Microsoft to warn of nation-state hacks
- 31 December 2015
- From the section Technology
Microsoft will start warning people if it suspects a government is trying to hack into their email and other online accounts.
Users will be informed if their Outlook, OneDrive and other consumer-facing services are being targeted.
Anyone who received such a warning should take additional steps to keep their data safe, it said.
The move could put it at odds with UK government proposals to limit what tech firms can say about surveillance.
Several other companies, including Twitter, Facebook, Google and Yahoo have previously pledged to alert people about government requests for data.
Microsoft said although it already let people know if it believed their accounts had been targeted or compromised by cyber-thieves, it needed to go further if a nation-state was responsible.

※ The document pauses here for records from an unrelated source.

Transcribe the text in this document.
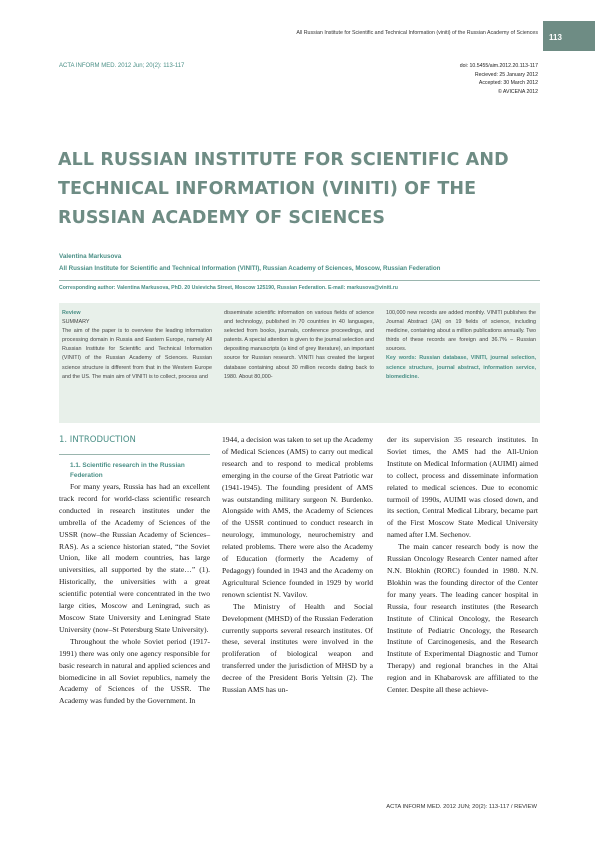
All Russian Institute for Scientific and Technical Information (viniti) of the Russian Academy of Sciences	113
ACTA INFORM MED. 2012 Jun; 20(2): 113-117	doi: 10.5455/aim.2012.20.113-117
Recieved: 25 January 2012
Accepted: 30 March 2012
© AVICENA 2012
ALL RUSSIAN INSTITUTE FOR SCIENTIFIC AND TECHNICAL INFORMATION (VINITI) OF THE RUSSIAN ACADEMY OF SCIENCES
Valentina Markusova
All Russian Institute for Scientific and Technical Information (VINITI), Russian Academy of Sciences, Moscow, Russian Federation
Corresponding author: Valentina Markusova, PhD. 20 Usievicha Street, Moscow 125190, Russian Federation. E-mail: markusova@viniti.ru
Review
SUMMARY
The aim of the paper is to overview the leading information processing domain in Russia and Eastern Europe, namely All Russian Institute for Scientific and Technical Information (VINITI) of the Russian Academy of Sciences. Russian science structure is different from that in the Western Europe and the US. The main aim of VINITI is to collect, process and
disseminate scientific information on various fields of science and technology, published in 70 countries in 40 languages, selected from books, journals, conference proceedings, and patents. A special attention is given to the journal selection and depositing manuscripts (a kind of grey literature), an important source for Russian research. VINITI has created the largest database containing about 30 million records dating back to 1980. About 80,000-
100,000 new records are added monthly. VINITI publishes the Journal Abstract (JA) on 19 fields of science, including medicine, containing about a million publications annually. Two thirds of these records are foreign and 36.7% – Russian sources.
Key words: Russian database, VINITI, journal selection, science structure, journal abstract, information service, biomedicine.
1. INTRODUCTION
1.1. Scientific research in the Russian Federation

For many years, Russia has had an excellent track record for world-class scientific research conducted in research institutes under the umbrella of the Academy of Sciences of the USSR (now–the Russian Academy of Sciences–RAS). As a science historian stated, “the Soviet Union, like all modern countries, has large universities, all supported by the state…” (1). Historically, the universities with a great scientific potential were concentrated in the two large cities, Moscow and Leningrad, such as Moscow State University and Leningrad State University (now–St Petersburg State University).

Throughout the whole Soviet period (1917-1991) there was only one agency responsible for basic research in natural and applied sciences and biomedicine in all Soviet republics, namely the Academy of Sciences of the USSR. The Academy was funded by the Government. In

1944, a decision was taken to set up the Academy of Medical Sciences (AMS) to carry out medical research and to respond to medical problems emerging in the course of the Great Patriotic war (1941-1945). The founding president of AMS was outstanding military surgeon N. Burdenko. Alongside with AMS, the Academy of Sciences of the USSR continued to conduct research in neurology, immunology, neurochemistry and related problems. There were also the Academy of Education (formerly the Academy of Pedagogy) founded in 1943 and the Academy on Agricultural Science founded in 1929 by world renown scientist N. Vavilov.

The Ministry of Health and Social Development (MHSD) of the Russian Federation currently supports several research institutes. Of these, several institutes were involved in the proliferation of biological weapon and transferred under the jurisdiction of MHSD by a decree of the President Boris Yeltsin (2). The Russian AMS has un-

der its supervision 35 research institutes. In Soviet times, the AMS had the All-Union Institute on Medical Information (AUIMI) aimed to collect, process and disseminate information related to medical sciences. Due to economic turmoil of 1990s, AUIMI was closed down, and its section, Central Medical Library, became part of the First Moscow State Medical University named after I.M. Sechenov.

The main cancer research body is now the Russian Oncology Research Center named after N.N. Blokhin (RORC) founded in 1980. N.N. Blokhin was the founding director of the Center for many years. The leading cancer hospital in Russia, four research institutes (the Research Institute of Clinical Oncology, the Research Institute of Pediatric Oncology, the Research Institute of Carcinogenesis, and the Research Institute of Experimental Diagnostic and Tumor Therapy) and regional branches in the Altai region and in Khabarovsk are affiliated to the Center. Despite all these achieve-

ACTA INFORM MED. 2012 JUN; 20(2): 113-117 / REVIEW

It needed to make a distinction because it was "likely that the attack could be more sophisticated or more sustained than attacks from cybercriminals and others", wrote Microsoft's Scott Charney in a blogpost.
Mr Charney added that the notifications would not necessarily mean that attackers had broken into an account. Instead, it could just signify that an account had been targeted
Microsoft said it would not share details of what might lead it to conclude that nation-states were behind an attack but said it would send out the notices if "evidence reasonably suggests" such an entity was responsible.
It added that users should make sure the software on all their devices was up to date, use anti-virus software and scan for malware on all computers and gadgets they regularly used among other steps.
Alerting people about suspected nation-state attacks might cause Microsoft problems in Britain if a proposed law that regulates government snooping is passed.
The draft Investigatory Powers Bill aims to update the way the state, police and spies gather data to fight crime, terrorism and other threats.
Provisions in the law would make it illegal for firms to tell customers they were being targeted if the company did not obtain official permission to do so.
Microsoft declined to comment on whether its notification policy would bring it into conflict with the proposed law.
The software firm's policy announcement comes soon after it was quizzed about why it did not tell victims of a 2011 hacking campaign that it believed China was behind the attack. Instead it just advised the users to change their passwords.
In a statement released to Reuters, it said that "as the threat landscape has evolved our approach has too".